Birinci ve İkinci Dünya Savaşı arasındaki dönemde faşist rejimler başka ülkelerde de ortaya çıktı. İspanya’da Franco, Portekiz’de Salazar, Macaristan’da Horthy, Romanya’da Antonescu, Bulgaristan’da monarşik-faşist rejim, Yunanistan’daki Metaksas’ın monarşik-faşist rejimi v.b. gibi…
Hitler faşizmi insanlığı, 70 milyona yakın ölü ve diğer yıkımlarla, insanlık tarihinin en büyük felaketi olan İkinci Dünya Savaşı’na sürükledi. Savaşta en ağır bedeli ödeyen, en büyük yükü ve fedakarlıkları omuzlayan, Hitler faşizminin çöküşüne en büyük katkıda bulunan ve 25 milyonu aşkın yurttaşının can verdiği Sovyetler Birliği oldu.
Savaştan sonra, NATO ve emperyalistlerin desteğiyle birçok ülkede faşist rejimler ortaya çıktı. Soğuk Savaş döneminde, yine Amerikalıların desteğiyle özellikle Latin Amerika’da Asya’da ve Avrupa’da da ABD’nin emperyalist hedeflerinin desteklenmesini amaçlayan faşist rejimler ortaya çıktı. Bunlara ilişkin çarpıcı bir örnek, 15 Temmuz 1974’te EOKA B’nin faşist darbesiyle Kıbrıs’ı da kurban ederek, Türk istilasından sonra Kıbrıs’ı parçalamaya yönelik emperyalist planları kusursuz bir şekilde uygulayan faşist diktatörlük rejimini yedi yıl boyunca Yunanistan’a dayatan 1967 Cuntasının darbesidir.
Büyük sermaye Faşizmi destekliyor- «Onun kökleri sistemi kucaklıyor». Tarihsel olduğu kadar bugün de faşizmi doğuranın kapitalizmden başkası olmadığı açıkça görülmektedir. Nazilerin o zamanki yerel ve uluslararası burjuvazi ile esas olarak finanse edilmeleri yoluyla birleşmeleriyle özünde bu durum tarihsel olarak da kanıtlanmıştır.
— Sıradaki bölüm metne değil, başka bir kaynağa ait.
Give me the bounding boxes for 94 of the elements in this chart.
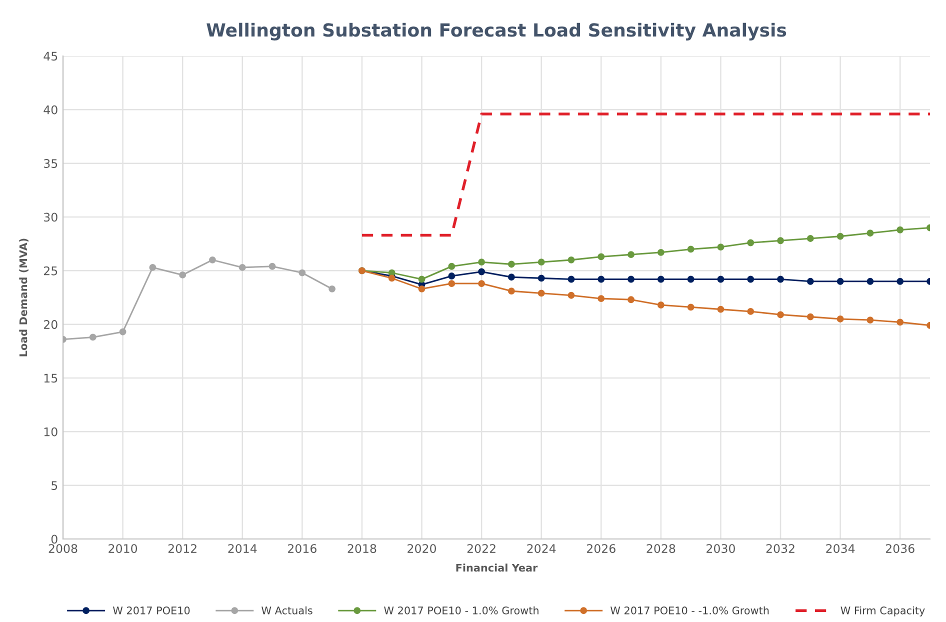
- point: [598, 295, 605, 302]
- y-tick-label: 40: [44, 105, 58, 114]
- point: [508, 260, 515, 268]
- x-tick-label: 2016: [288, 544, 316, 553]
- point: [866, 278, 874, 285]
- x-tick-label: 2028: [646, 544, 676, 553]
- x-tick-label: 2008: [48, 544, 78, 553]
- point: [268, 262, 276, 270]
- point: [687, 276, 694, 283]
- x-tick-label: 2010: [108, 544, 138, 553]
- point: [687, 304, 694, 311]
- y-tick-label: 30: [44, 212, 58, 222]
- point: [179, 271, 186, 278]
- point: [538, 290, 545, 297]
- x-tick-label: 2032: [766, 544, 794, 553]
- y-tick-label: 25: [44, 266, 58, 276]
- point: [836, 315, 844, 322]
- point: [448, 272, 456, 280]
- point: [777, 276, 784, 283]
- y-tick-label: 35: [44, 159, 58, 168]
- point: [388, 274, 396, 282]
- x-axis-title: Financial Year: [456, 564, 538, 572]
- point: [896, 278, 904, 285]
- point: [806, 313, 814, 320]
- point: [508, 274, 515, 281]
- x-tick-label: 2024: [527, 544, 556, 553]
- y-tick-label: 0: [51, 534, 58, 544]
- point: [866, 316, 874, 324]
- point: [568, 276, 575, 283]
- point: [448, 280, 456, 288]
- y-tick-label: 45: [44, 52, 58, 61]
- point: [628, 296, 635, 304]
- point: [747, 276, 754, 283]
- point: [657, 276, 664, 283]
- chart-title: Wellington Substation Forecast Load Sensitivity Analysis: [206, 22, 786, 40]
- legend-label: W 2017 POE10 - 1.0% Growth: [384, 606, 538, 614]
- x-tick-label: 2026: [586, 544, 616, 553]
- legend-label: W Firm Capacity: [840, 606, 925, 616]
- legend-label: W 2017 POE10: [112, 606, 190, 614]
- point: [628, 251, 635, 258]
- point: [777, 237, 784, 244]
- point: [388, 269, 396, 276]
- y-tick-label: 15: [44, 374, 58, 383]
- point: [478, 280, 486, 288]
- point: [866, 230, 874, 237]
- point: [119, 328, 126, 336]
- point: [298, 269, 306, 276]
- point: [896, 226, 904, 234]
- point: [418, 285, 426, 292]
- x-tick-label: 2022: [467, 544, 496, 553]
- x-tick-label: 2014: [228, 544, 257, 553]
- point: [657, 248, 664, 256]
- point: [538, 258, 545, 266]
- point: [836, 278, 844, 285]
- legend-label: W 2017 POE10 - -1.0% Growth: [610, 606, 769, 614]
- point: [687, 246, 694, 253]
- y-axis-title: Load Demand (MVA): [19, 238, 28, 356]
- x-tick-label: 2034: [826, 544, 855, 553]
- point: [209, 256, 216, 264]
- point: [149, 264, 156, 271]
- point: [538, 274, 545, 282]
- point: [896, 318, 904, 326]
- point: [238, 264, 246, 271]
- point: [418, 276, 426, 283]
- point: [89, 334, 96, 341]
- x-tick-label: 2036: [886, 544, 914, 553]
- x-tick-label: 2018: [348, 544, 376, 553]
- legend-label: W Actuals: [262, 606, 312, 614]
- point: [568, 256, 575, 264]
- point: [448, 262, 456, 270]
- point: [568, 292, 575, 299]
- point: [747, 239, 754, 246]
- point: [478, 258, 486, 266]
- x-tick-label: 2030: [706, 544, 735, 553]
- point: [478, 268, 486, 276]
- point: [717, 244, 724, 251]
- point: [598, 253, 605, 260]
- y-tick-label: 20: [44, 320, 58, 329]
- point: [657, 302, 664, 308]
- point: [717, 306, 724, 313]
- point: [836, 232, 844, 240]
- x-tick-label: 2020: [408, 544, 436, 553]
- x-tick-label: 2012: [168, 544, 196, 553]
- point: [328, 285, 336, 292]
- point: [598, 276, 605, 283]
- point: [747, 308, 754, 315]
- point: [628, 276, 635, 283]
- y-tick-label: 5: [52, 481, 58, 490]
- point: [777, 311, 784, 318]
- point: [508, 288, 515, 295]
- point: [717, 276, 724, 283]
- point: [806, 278, 814, 285]
- y-tick-label: 10: [44, 427, 58, 436]
- point: [806, 234, 814, 242]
«Göring’in daveti üzerine Almanya’nın en büyük sanayicilerinden yaklaşık 25’i (1930’dan itibaren Uluslararası Ödemeler Bankası Başkanı, Reich Bankası Direktörü ve 1934’ten itibaren Nazilerin Maliye Bakanı) Horace Greeley Hjalmar Schacht ile 20 Şubat 1933’te Berlin’de bir araya geldi», yani, «5 Mart 1933’teki Almanya seçimlerinden kısa bir süre önce. Buluşma, yaklaşan seçimlerde Nazilerin desteklenmesi için 3.000.000 mark tutarında özel bir fonun oluşturulmasıyla sona erdi. Bu seçimlerde Nasyonal Sosyalist Parti oyların %43,9’unu aldı».
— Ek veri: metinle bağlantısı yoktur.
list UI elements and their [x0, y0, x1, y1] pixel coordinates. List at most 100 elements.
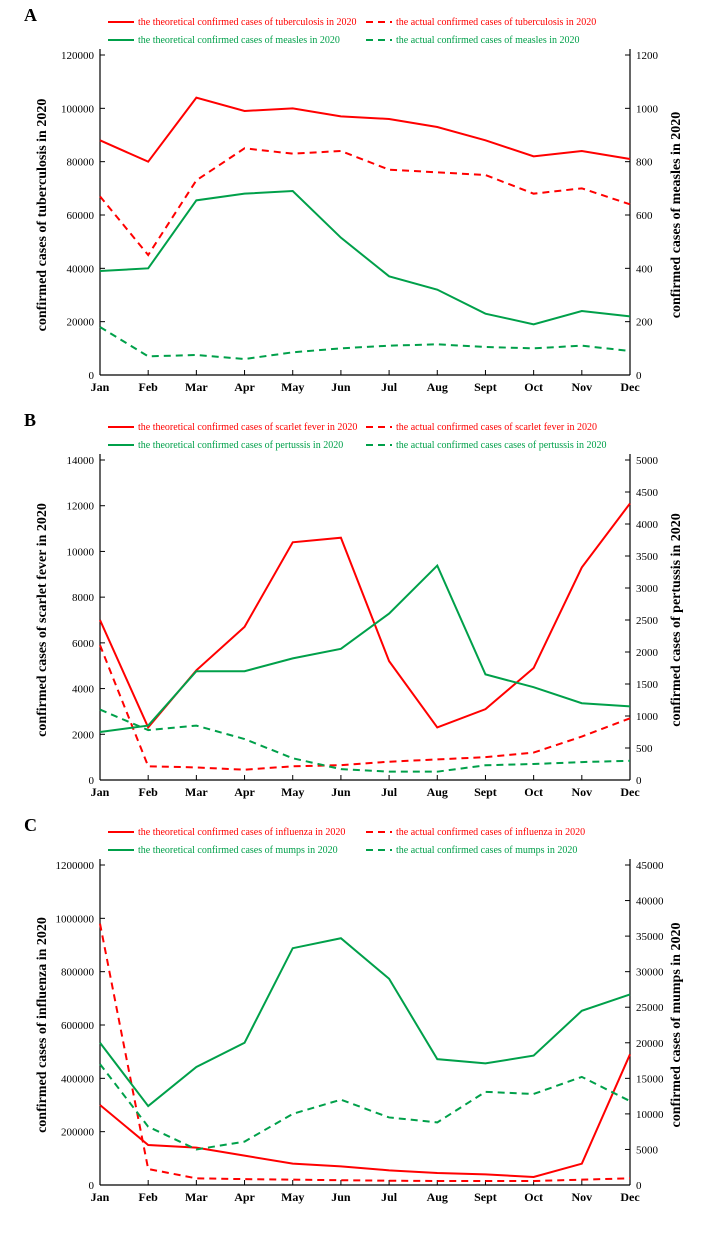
- ytick-left-label: 120000: [61, 50, 95, 62]
- xtick-label: Nov: [571, 1190, 592, 1204]
- xtick-label: Jan: [91, 380, 110, 394]
- ytick-right-label: 200: [636, 317, 653, 329]
- ytick-right-label: 20000: [636, 1038, 664, 1050]
- xtick-label: Apr: [234, 380, 255, 394]
- xtick-label: Aug: [427, 380, 448, 394]
- xtick-label: Jul: [381, 785, 398, 799]
- ytick-right-label: 45000: [636, 860, 664, 872]
- y-left-title: confirmed cases of influenza in 2020: [35, 917, 50, 1133]
- ytick-right-label: 35000: [636, 931, 664, 943]
- ytick-right-label: 1000: [636, 711, 659, 723]
- xtick-label: Aug: [427, 785, 448, 799]
- xtick-label: May: [281, 785, 304, 799]
- ytick-right-label: 3500: [636, 551, 659, 563]
- xtick-label: Aug: [427, 1190, 448, 1204]
- xtick-label: Oct: [524, 785, 543, 799]
- ytick-right-label: 5000: [636, 455, 659, 467]
- legend-label: the theoretical confirmed cases of influ…: [138, 827, 345, 838]
- xtick-label: Feb: [139, 380, 159, 394]
- ytick-left-label: 8000: [72, 592, 95, 604]
- ytick-left-label: 40000: [67, 263, 95, 275]
- legend-label: the actual confirmed cases of mumps in 2…: [396, 845, 577, 856]
- xtick-label: Nov: [571, 380, 592, 394]
- xtick-label: Jul: [381, 380, 398, 394]
- legend-label: the theoretical confirmed cases of measl…: [138, 35, 340, 46]
- legend-label: the actual confirmed cases of measles in…: [396, 35, 580, 46]
- xtick-label: Sept: [474, 785, 497, 799]
- ytick-right-label: 1200: [636, 50, 659, 62]
- ytick-right-label: 2000: [636, 647, 659, 659]
- ytick-left-label: 20000: [67, 317, 95, 329]
- panel-bg: [22, 410, 692, 805]
- xtick-label: Apr: [234, 785, 255, 799]
- ytick-right-label: 1000: [636, 103, 659, 115]
- ytick-left-label: 1200000: [56, 860, 95, 872]
- ytick-right-label: 30000: [636, 967, 664, 979]
- xtick-label: Jun: [331, 1190, 351, 1204]
- xtick-label: Jun: [331, 380, 351, 394]
- ytick-left-label: 12000: [67, 501, 95, 513]
- legend-label: the actual confirmed cases of scarlet fe…: [396, 422, 597, 433]
- xtick-label: Jan: [91, 1190, 110, 1204]
- xtick-label: Feb: [139, 1190, 159, 1204]
- ytick-right-label: 4500: [636, 487, 659, 499]
- ytick-right-label: 800: [636, 157, 653, 169]
- xtick-label: Sept: [474, 380, 497, 394]
- xtick-label: Mar: [185, 1190, 208, 1204]
- ytick-left-label: 200000: [61, 1127, 95, 1139]
- xtick-label: Dec: [620, 1190, 640, 1204]
- ytick-right-label: 4000: [636, 519, 659, 531]
- xtick-label: May: [281, 380, 304, 394]
- xtick-label: Oct: [524, 380, 543, 394]
- panel-c: C020000040000060000080000010000001200000…: [22, 815, 692, 1210]
- xtick-label: Nov: [571, 785, 592, 799]
- xtick-label: May: [281, 1190, 304, 1204]
- xtick-label: Sept: [474, 1190, 497, 1204]
- y-right-title: confirmed cases of pertussis in 2020: [669, 513, 684, 727]
- ytick-right-label: 10000: [636, 1109, 664, 1121]
- xtick-label: Jun: [331, 785, 351, 799]
- panel-bg: [22, 815, 692, 1210]
- xtick-label: Mar: [185, 785, 208, 799]
- ytick-left-label: 600000: [61, 1020, 95, 1032]
- panel-label: B: [24, 410, 36, 431]
- ytick-left-label: 800000: [61, 967, 95, 979]
- ytick-right-label: 400: [636, 263, 653, 275]
- ytick-left-label: 6000: [72, 638, 95, 650]
- ytick-right-label: 3000: [636, 583, 659, 595]
- ytick-right-label: 500: [636, 743, 653, 755]
- ytick-right-label: 15000: [636, 1073, 664, 1085]
- y-right-title: confirmed cases of mumps in 2020: [669, 923, 684, 1128]
- xtick-label: Feb: [139, 785, 159, 799]
- y-left-title: confirmed cases of tuberculosis in 2020: [35, 99, 50, 332]
- ytick-left-label: 80000: [67, 157, 95, 169]
- legend-label: the actual confirmed cases of tuberculos…: [396, 17, 596, 28]
- xtick-label: Oct: [524, 1190, 543, 1204]
- ytick-left-label: 400000: [61, 1073, 95, 1085]
- xtick-label: Apr: [234, 1190, 255, 1204]
- y-right-title: confirmed cases of measles in 2020: [669, 112, 684, 318]
- panel-label: C: [24, 815, 37, 836]
- legend-label: the theoretical confirmed cases of mumps…: [138, 845, 338, 856]
- ytick-left-label: 2000: [72, 729, 95, 741]
- ytick-left-label: 60000: [67, 210, 95, 222]
- ytick-right-label: 5000: [636, 1144, 659, 1156]
- xtick-label: Jul: [381, 1190, 398, 1204]
- ytick-left-label: 10000: [67, 546, 95, 558]
- panel-label: A: [24, 5, 37, 26]
- xtick-label: Dec: [620, 785, 640, 799]
- legend-label: the theoretical confirmed cases of scarl…: [138, 422, 357, 433]
- panel-b: B020004000600080001000012000140000500100…: [22, 410, 692, 805]
- legend-label: the theoretical confirmed cases of tuber…: [138, 17, 357, 28]
- ytick-right-label: 40000: [636, 896, 664, 908]
- y-left-title: confirmed cases of scarlet fever in 2020: [35, 503, 50, 737]
- ytick-left-label: 4000: [72, 684, 95, 696]
- ytick-right-label: 25000: [636, 1002, 664, 1014]
- legend-label: the actual confirmed cases cases of pert…: [396, 440, 607, 451]
- panel-a: A020000400006000080000100000120000020040…: [22, 5, 692, 400]
- ytick-left-label: 100000: [61, 103, 95, 115]
- xtick-label: Mar: [185, 380, 208, 394]
- ytick-left-label: 1000000: [56, 913, 95, 925]
- legend-label: the theoretical confirmed cases of pertu…: [138, 440, 343, 451]
- legend-label: the actual confirmed cases of influenza …: [396, 827, 585, 838]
Ancak Almanya’nın ekonomik ve askeri güçlenmesinde Amerikan tekelleri: Ford, General Motors (yalnızca Opel iştiraki aracılığı ile değil), General Electric, Standard Oil (şimdi Exxon-Mobil), IBM, ITT (şimdi AT&T), Chase Manhattan Bank ve diğer pek çok şirket de katalizör rolü oynadı. Nazi Almanyası’nın sunduğu «mükemmel» iş ortamından yararlanarak büyük yatırımlar yaptılar ve devasa kârlar elde ettiler.
«Faşistlerin maskeleri zamanla değişiyor…»
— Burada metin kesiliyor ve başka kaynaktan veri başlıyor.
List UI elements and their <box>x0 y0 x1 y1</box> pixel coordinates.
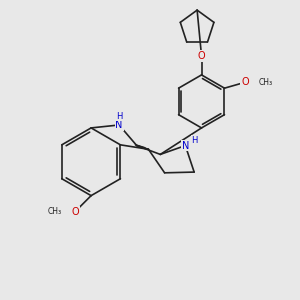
Text: O: O <box>198 51 205 61</box>
Text: CH₃: CH₃ <box>258 78 272 87</box>
Text: H: H <box>192 136 198 145</box>
Text: O: O <box>71 207 79 217</box>
Text: N: N <box>182 141 189 151</box>
Text: O: O <box>241 77 249 87</box>
Text: CH₃: CH₃ <box>47 207 62 216</box>
Text: N: N <box>116 120 123 130</box>
Text: H: H <box>116 112 122 121</box>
Bugün, «belki» geçen yüzyılda ortaya çıkan faşist rejimler veya klasik faşizm yok, ancak tarihsel ve güncel deneyim göstermektedir ki, egemen tekelci burjuvazi amacına ulaşmak için faşist örgütleri de kullanmaktan çekinmemekte ve faşizm cephaneliğindeki yedek olmaya devam etmektedir.
Bu nedenle, uyanık muhafızlar olmalıyız, faşizme, onun hasta türevlerine, milliyetçiliğe ve şovenizme karşı mücadele etmeliyiz, ta ki bir gün kendisini doğuran sistemle birlikte onu tarihin çöplüğünün derinlerine gömene kadar!